Late into the night, Reb Yisroel would unpack the immense significance of these words. Light. Life. Soul. Each of these words represents entire worlds of meaning, and Reb Yisroel drew on all the richness of his knowledge and his colorful personality to communicate that meaning to us. With animated warmth, zest and humor, he emphasized his points with pithy chassidic stories and sayings, quoting extensively from a vast repertoire of chassidic discourses.
But ultimately he placed the primary emphasis on the last two words, nitan lanu—on this day, the light and life of our souls was given to us! For Reb Yisroel, this statement wasn’t simply cause for celebration.
This was a statement of personal responsibility and obligation, a statement that demanded penetrating introspection, a statement that required us to ask ourselves hard, soul-searching questions: Have we absorbed and internalized the light, life and soul of Chassidus? Have we made it ours, and how? What have we done, and what are we continuing to do to make Chassidus our own?
I was intrigued and inspired by the paradoxical juxtaposition of these two mottos on the same night. “It’s not about me,” declares Reb Elya Chaim of Chassidus, yet Reb Yisroel insists that we must personally internalize it, we must apply it to our lives, we must make Chassidus our own.
These are no mere slogans. Each spoke his own truth. These were deeply personal statements, inner rallying cries, simultaneously expressing and re-intensifying the essence of who they each were as people, and their individual avodah (life’s work) as chassidim. For both Reb Elya Chaim and Reb Yisroel respectively, these words bared their souls.
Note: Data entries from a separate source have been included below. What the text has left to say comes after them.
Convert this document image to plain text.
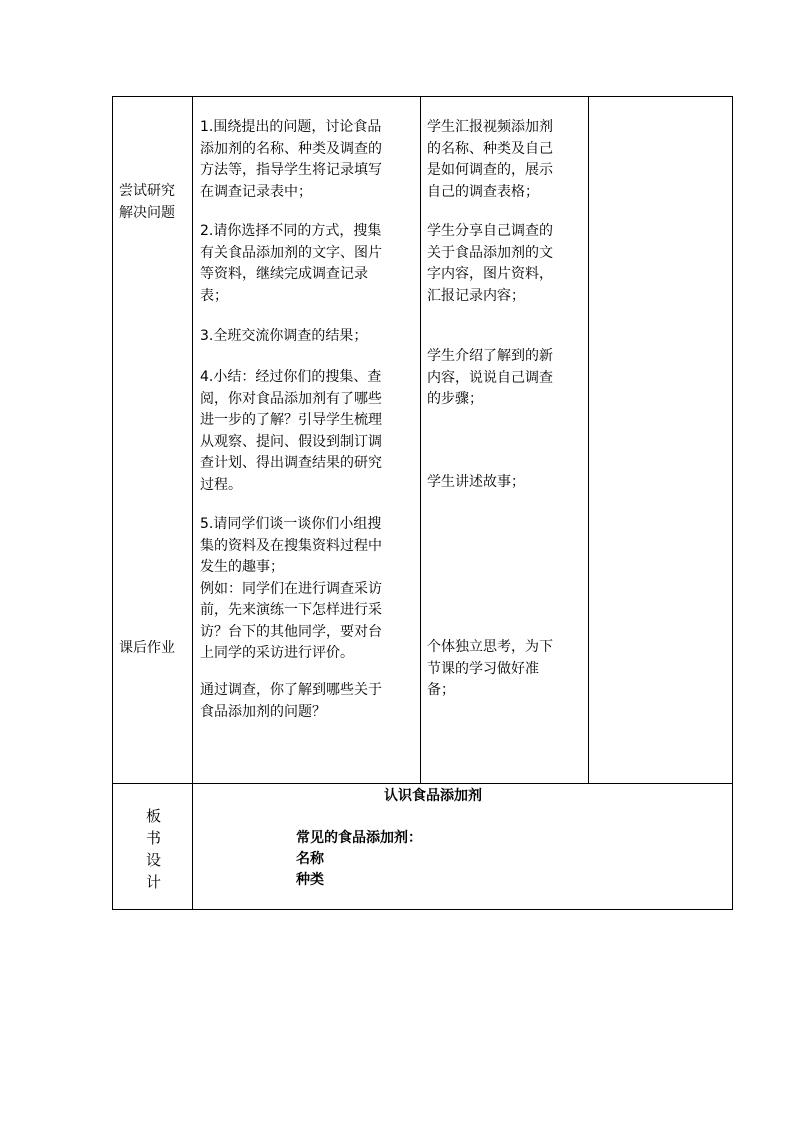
尝试研究
解决问题
课后作业
1.围绕提出的问题，讨论食品
添加剂的名称、种类及调查的
方法等，指导学生将记录填写
在调查记录表中；
2.请你选择不同的方式，搜集
有关食品添加剂的文字、图片
等资料，继续完成调查记录
表；
3.全班交流你调查的结果；
4.小结：经过你们的搜集、查
阅，你对食品添加剂有了哪些
进一步的了解？引导学生梳理
从观察、提问、假设到制订调
查计划、得出调查结果的研究
过程。
5.请同学们谈一谈你们小组搜
集的资料及在搜集资料过程中
发生的趣事；
例如：同学们在进行调查采访
前，先来演练一下怎样进行采
访？台下的其他同学，要对台
上同学的采访进行评价。
通过调查，你了解到哪些关于
食品添加剂的问题？
学生汇报视频添加剂
的名称、种类及自己
是如何调查的，展示
自己的调查表格；
学生分享自己调查的
关于食品添加剂的文
字内容，图片资料，
汇报记录内容；
学生介绍了解到的新
内容，说说自己调查
的步骤；
学生讲述故事；
个体独立思考，为下
节课的学习做好准
备；
板
书
设
计
认识食品添加剂
常见的食品添加剂：
名称
种类
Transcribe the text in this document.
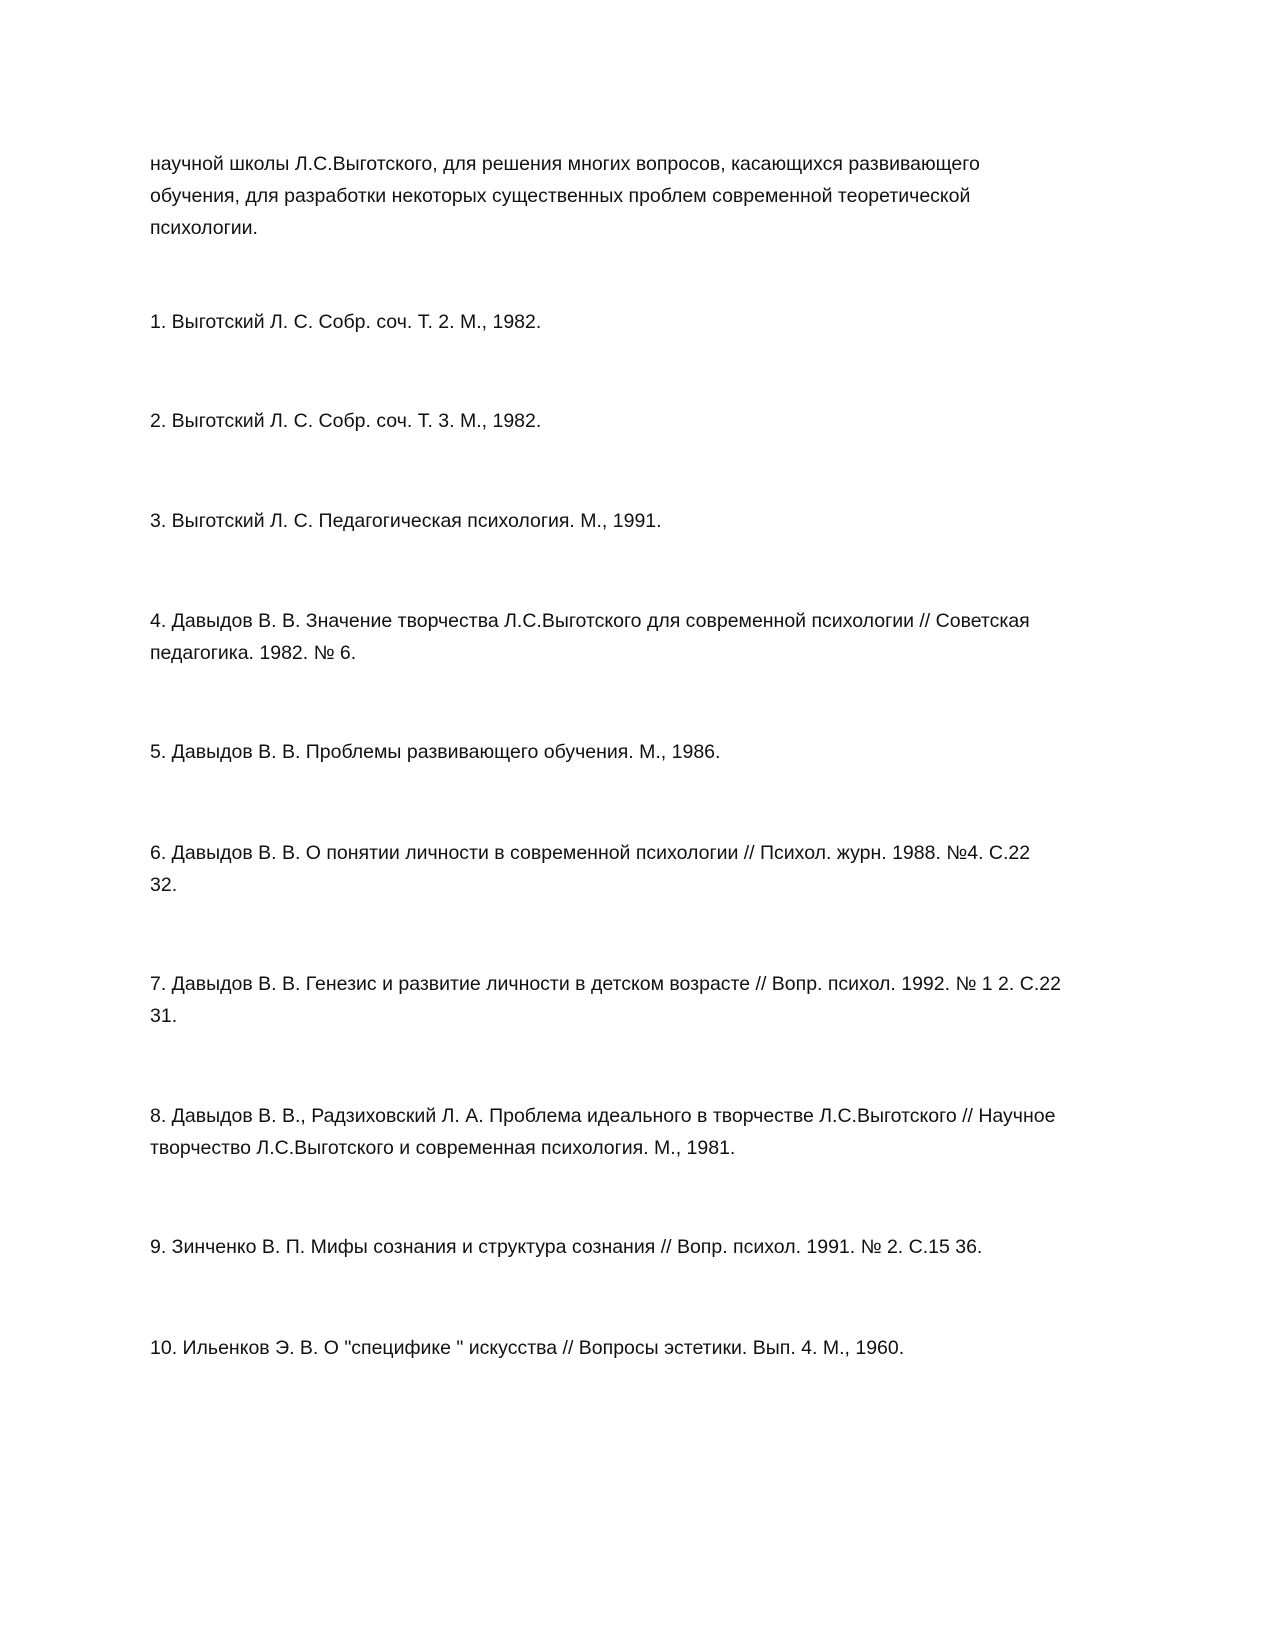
научной школы Л.С.Выготского, для решения многих вопросов, касающихся развивающего
обучения, для разработки некоторых существенных проблем современной теоретической
психологии.
1. Выготский Л. С. Собр. соч. Т. 2. М., 1982.
2. Выготский Л. С. Собр. соч. Т. 3. М., 1982.
3. Выготский Л. С. Педагогическая психология. М., 1991.
4. Давыдов В. В. Значение творчества Л.С.Выготского для современной психологии // Советская
педагогика. 1982. № 6.
5. Давыдов В. В. Проблемы развивающего обучения. М., 1986.
6. Давыдов В. В. О понятии личности в современной психологии // Психол. журн. 1988. №4. С.22
32.
7. Давыдов В. В. Генезис и развитие личности в детском возрасте // Вопр. психол. 1992. № 1 2. С.22
31.
8. Давыдов В. В., Радзиховский Л. А. Проблема идеального в творчестве Л.С.Выготского // Научное
творчество Л.С.Выготского и современная психология. М., 1981.
9. Зинченко В. П. Мифы сознания и структура сознания // Вопр. психол. 1991. № 2. С.15 36.
10. Ильенков Э. В. О "специфике " искусства // Вопросы эстетики. Вып. 4. М., 1960.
Taken together, these two statements reflect a complex dialectic between the self and selflessness, which lies at the heart of the Chabad path of inner work and service of G‑d. The need to strike a balance between these extremes was famously expressed by Hillel, the great sage of the Mishnah: “If I am not for myself, who is for me? And if I am only for myself, what am I?” But Chabad Chassidus takes this concept much further, both in its extremes and in its beautiful synthesis, with tremendous depth and personal application.
The very acronym of Chabad connects the faculty of chochmah, which apprehends the all-effacing spark of G‑d’s infinite transcendence, with the meaningful internalization and tangible life application of daas. Likewise, one of the best known facets of contemporary Chabad is shlichus, which is based on the fundamental teaching of the Rebbe that it is through dedicating ourselves entirely to a higher purpose that we can ultimately fulfill our full potential as individuals.
Nit ich! Chassidism is about selflessness. And at the very same time, nitan lanu! It is that selflessness that gives us the very life and light of our souls.